Car au 27 mai, l’ANSM pointait dans un autre rapport que 12 cas cumulés de syndromes de Guillain-Barré et d’autres polyradiculonévrites avaient été enregistrés depuis le début de la campagne vaccinale en France chez des personnes vaccinées avec ce vaccin Pfizer/BioNTech, sur près de 40 millions d’injections.

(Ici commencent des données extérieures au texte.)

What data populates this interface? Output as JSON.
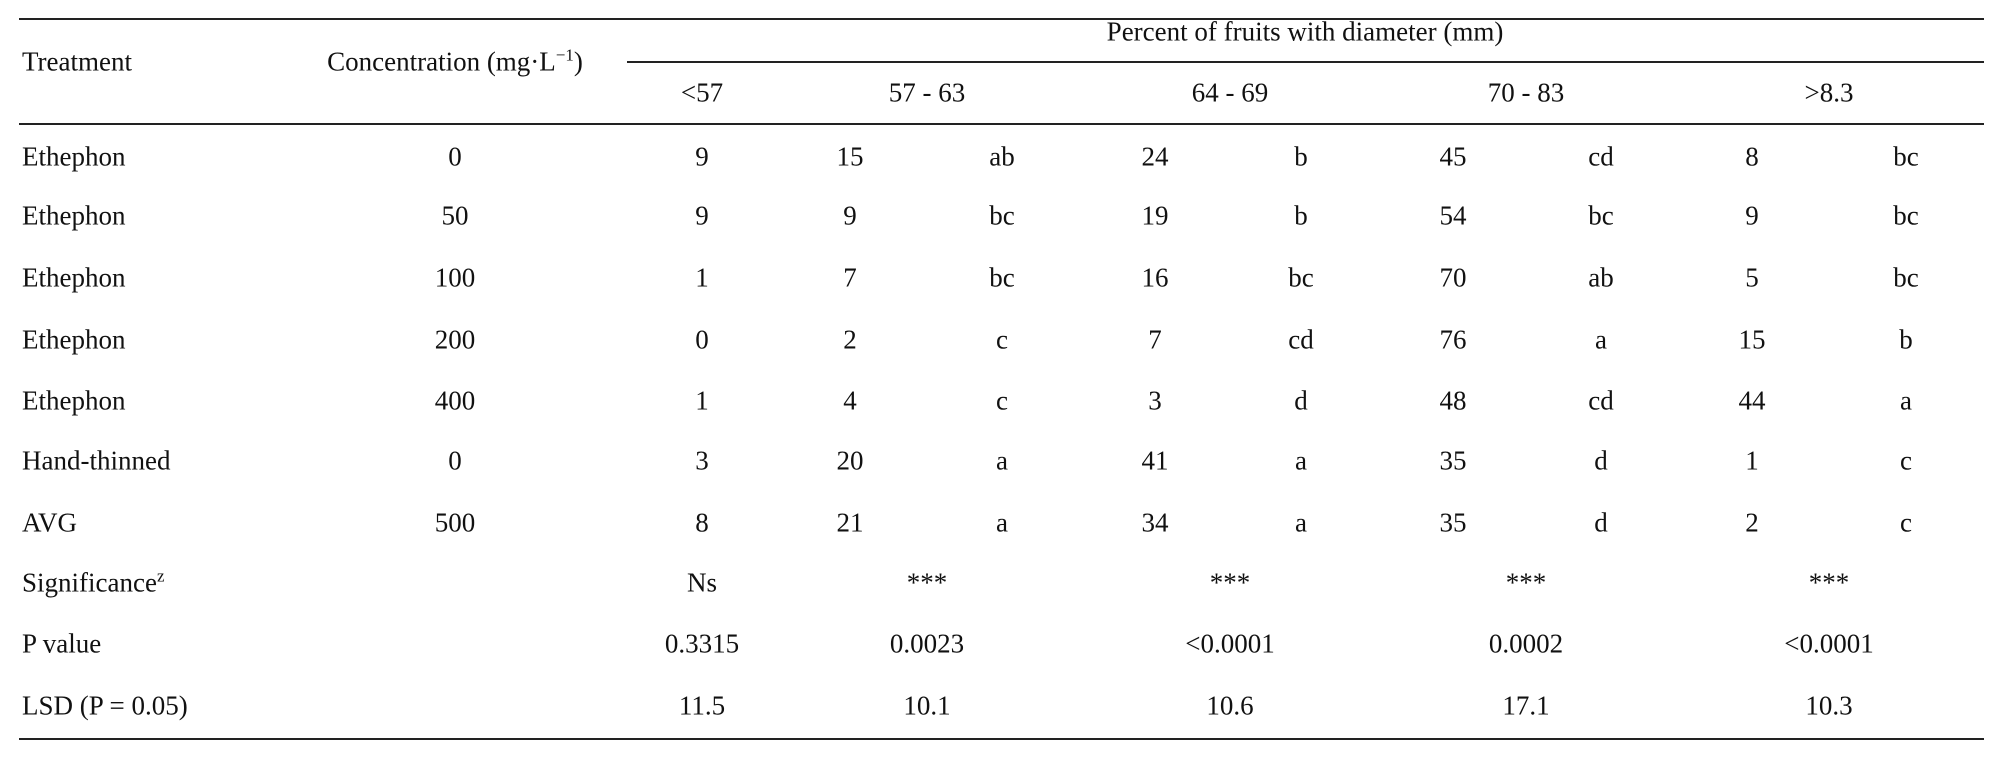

Les derniers bulletins épidémiologiques ne sont pas revenus sur ce sujet, et l’ANSM ne nous a pas répondu sur l’état des lieux actuel. En réalité, ce syndrome est sous surveillance dans de nombreux vaccins.

Selon l’Organisation mondiale de la Santé (OMS), ce syndrome rare où le système immunitaire du patient attaque le système nerveux est souvent lié à une infection, de type bactérienne ou virale, mais peut aussi survenir après une intervention chirurgicale ou une vaccination. Des cas ont été répertoriés en particulier avec un vaccin contre la grippe en 1976. Très rare, ce syndrome qui touche plus fréquemment les hommes adultes peut s’avérer très handicapant et même mortel. Des picotements dans les jambes peuvent se propager dans les bras et le visage et mener à une paralysie, jusqu’à entraîner des difficultés pour la respiration, la parole et la déglutition, et dans de rares cas provoquer le décès. La majorité des malades s’en sortent toutefois, même si certains peuvent souffrir de séquelles de type neurologique.